I know which team I’d pick.

3 replies »

  1. Kudos.
    Many local employers and landlords already do it secretly, but they
    need to openly discriminate against heterosexuals, which is still legal
    in NC, because they use too much parental leave and childcare benefits.
    Tax funded schools and childcare destroy the environment and raise
    rents and oil prices by exploiting the childless, especially sports
    programs which also encourage bullys.

  2. Right on! I think the problem is that many on the Left only hear one version of the leftist agenda, and it’s focused on ends and not means. Quibbling over the means to humanist, liberal ends is seen to be a technical, not a moral, matter. Whatever you can do to reintroduce a more nuanced analysis into the oppositional consciousness would be helpful to all who advocate freedom.
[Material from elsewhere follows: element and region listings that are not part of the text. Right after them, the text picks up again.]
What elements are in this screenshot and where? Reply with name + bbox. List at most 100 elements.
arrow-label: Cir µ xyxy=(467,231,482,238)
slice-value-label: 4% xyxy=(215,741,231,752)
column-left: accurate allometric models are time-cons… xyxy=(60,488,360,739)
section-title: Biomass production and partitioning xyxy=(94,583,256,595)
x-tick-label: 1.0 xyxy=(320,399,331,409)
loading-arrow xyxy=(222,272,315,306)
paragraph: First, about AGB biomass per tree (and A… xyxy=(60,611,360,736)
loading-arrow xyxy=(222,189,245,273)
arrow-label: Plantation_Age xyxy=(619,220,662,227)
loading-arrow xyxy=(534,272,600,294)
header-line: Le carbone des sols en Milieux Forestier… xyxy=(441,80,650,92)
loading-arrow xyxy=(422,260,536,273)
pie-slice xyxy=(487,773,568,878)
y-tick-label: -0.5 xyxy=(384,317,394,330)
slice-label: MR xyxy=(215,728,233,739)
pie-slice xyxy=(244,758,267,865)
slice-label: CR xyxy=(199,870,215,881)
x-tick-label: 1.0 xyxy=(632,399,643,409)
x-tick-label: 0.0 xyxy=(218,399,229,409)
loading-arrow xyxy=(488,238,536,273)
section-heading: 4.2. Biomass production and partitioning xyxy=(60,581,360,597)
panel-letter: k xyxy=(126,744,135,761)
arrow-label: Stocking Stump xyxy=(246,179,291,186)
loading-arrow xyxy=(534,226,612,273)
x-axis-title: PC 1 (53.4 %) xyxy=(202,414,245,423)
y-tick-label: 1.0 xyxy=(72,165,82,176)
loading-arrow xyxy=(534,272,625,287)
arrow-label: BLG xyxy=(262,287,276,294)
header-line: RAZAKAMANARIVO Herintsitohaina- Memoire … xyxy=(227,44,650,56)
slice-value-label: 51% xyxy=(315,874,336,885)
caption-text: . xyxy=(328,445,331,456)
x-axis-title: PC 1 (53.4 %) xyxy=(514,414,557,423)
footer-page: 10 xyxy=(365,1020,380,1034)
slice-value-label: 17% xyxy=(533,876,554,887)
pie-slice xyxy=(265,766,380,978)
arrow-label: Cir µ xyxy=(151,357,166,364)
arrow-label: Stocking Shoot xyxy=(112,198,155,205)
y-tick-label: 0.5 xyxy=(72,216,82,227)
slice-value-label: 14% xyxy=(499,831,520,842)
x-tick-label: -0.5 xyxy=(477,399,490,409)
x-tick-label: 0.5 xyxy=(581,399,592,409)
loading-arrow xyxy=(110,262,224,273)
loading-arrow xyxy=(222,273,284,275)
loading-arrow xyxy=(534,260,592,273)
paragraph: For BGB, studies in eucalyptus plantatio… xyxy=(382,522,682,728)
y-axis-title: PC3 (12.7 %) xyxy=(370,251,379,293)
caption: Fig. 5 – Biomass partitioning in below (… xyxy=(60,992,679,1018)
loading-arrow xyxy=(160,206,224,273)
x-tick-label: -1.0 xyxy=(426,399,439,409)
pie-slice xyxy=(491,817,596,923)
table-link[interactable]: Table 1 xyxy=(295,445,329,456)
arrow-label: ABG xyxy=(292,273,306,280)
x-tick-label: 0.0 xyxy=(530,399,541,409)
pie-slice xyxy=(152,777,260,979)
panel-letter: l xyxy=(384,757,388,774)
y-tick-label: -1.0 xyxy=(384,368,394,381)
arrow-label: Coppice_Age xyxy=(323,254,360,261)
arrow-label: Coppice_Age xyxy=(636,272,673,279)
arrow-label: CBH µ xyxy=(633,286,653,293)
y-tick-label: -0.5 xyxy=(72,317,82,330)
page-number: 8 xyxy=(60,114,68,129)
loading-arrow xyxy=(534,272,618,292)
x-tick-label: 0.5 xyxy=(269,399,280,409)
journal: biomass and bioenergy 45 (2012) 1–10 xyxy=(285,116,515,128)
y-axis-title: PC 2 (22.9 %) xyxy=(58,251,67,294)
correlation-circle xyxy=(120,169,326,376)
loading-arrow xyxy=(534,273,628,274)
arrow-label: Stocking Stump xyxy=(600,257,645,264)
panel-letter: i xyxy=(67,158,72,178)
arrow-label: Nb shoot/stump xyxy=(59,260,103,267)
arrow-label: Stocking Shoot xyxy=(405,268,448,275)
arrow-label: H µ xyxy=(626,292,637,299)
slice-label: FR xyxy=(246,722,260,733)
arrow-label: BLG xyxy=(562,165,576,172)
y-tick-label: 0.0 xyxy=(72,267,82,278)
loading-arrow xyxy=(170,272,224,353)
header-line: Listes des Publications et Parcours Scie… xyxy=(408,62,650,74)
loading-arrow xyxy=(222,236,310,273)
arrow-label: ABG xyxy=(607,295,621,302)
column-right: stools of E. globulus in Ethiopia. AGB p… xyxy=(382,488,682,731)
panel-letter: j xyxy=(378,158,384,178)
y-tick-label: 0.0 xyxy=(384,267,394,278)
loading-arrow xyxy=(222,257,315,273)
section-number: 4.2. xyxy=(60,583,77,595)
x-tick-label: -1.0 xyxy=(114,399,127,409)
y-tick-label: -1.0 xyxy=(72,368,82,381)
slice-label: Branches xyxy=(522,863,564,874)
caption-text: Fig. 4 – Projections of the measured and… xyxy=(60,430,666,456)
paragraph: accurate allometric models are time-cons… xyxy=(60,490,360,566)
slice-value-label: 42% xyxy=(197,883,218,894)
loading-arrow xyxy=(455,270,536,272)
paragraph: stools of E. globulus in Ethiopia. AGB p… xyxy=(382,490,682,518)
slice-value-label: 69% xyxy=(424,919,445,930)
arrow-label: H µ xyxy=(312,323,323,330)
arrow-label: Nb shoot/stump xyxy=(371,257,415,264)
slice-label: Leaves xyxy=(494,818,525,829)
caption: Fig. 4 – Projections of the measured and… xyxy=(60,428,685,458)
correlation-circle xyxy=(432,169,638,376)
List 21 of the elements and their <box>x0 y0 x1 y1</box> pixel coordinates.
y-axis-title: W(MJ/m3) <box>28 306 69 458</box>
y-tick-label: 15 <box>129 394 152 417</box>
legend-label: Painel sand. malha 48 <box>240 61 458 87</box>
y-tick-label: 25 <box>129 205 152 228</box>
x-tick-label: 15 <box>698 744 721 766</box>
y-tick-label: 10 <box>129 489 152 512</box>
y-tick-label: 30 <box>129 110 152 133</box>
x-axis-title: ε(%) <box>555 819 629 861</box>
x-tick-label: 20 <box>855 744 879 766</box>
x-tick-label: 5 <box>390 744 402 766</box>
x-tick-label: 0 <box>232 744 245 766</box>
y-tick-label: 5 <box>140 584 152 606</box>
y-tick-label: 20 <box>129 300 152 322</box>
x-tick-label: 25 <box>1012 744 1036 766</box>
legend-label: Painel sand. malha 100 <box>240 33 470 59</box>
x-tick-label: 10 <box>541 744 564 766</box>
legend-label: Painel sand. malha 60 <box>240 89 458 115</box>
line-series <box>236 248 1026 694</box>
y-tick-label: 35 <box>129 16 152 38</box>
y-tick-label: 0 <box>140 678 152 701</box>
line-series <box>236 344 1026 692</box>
  3. I’m 100% in favor of, and sympathetic to, everything in this cogent and well reasoned essay–EXCEPT the conflation of totalitarianism and humanism. I do NOT see that the appalling prevalence of fascist totalitarianism has anything whatsoever to do with humanism. And neither do the neo-con Straussian ideologues who actually, more or less openly, favor the fascist totalitarianism which has so far prevailed. You’ll find no respect for the the values of humanist civilization among them!

    You must have a very different definition of humanism from the ones found in my dictionary:

    1. any system or mode of thought or action in which human interests, values and dignity predominate.

    2. devotion to the study of the humanities.

    3. the studies, principles, or culture of the humanists.

    4. Philosophy: a variety of ethical theory and practice that emphasizes reason, scientific inquiry, and human fulfillment in the natural world….

    Of Course, among fascist/marxist ideologues like Heidegger, Gramsci, Althusser, Foucault, anti-humanism is pretty much a given–because you can’t really be a humanist and believe, as they do, in the social/class construction of human thought and personality. You’ll notice that their arguments against humanism have in fact a palpably resentful, collectivist classism that rejects the very possibility of individual worth and responsibility. This I doubt, on the strength of this essay, to be true of you. But perhaps you could persuade me that I am wrong.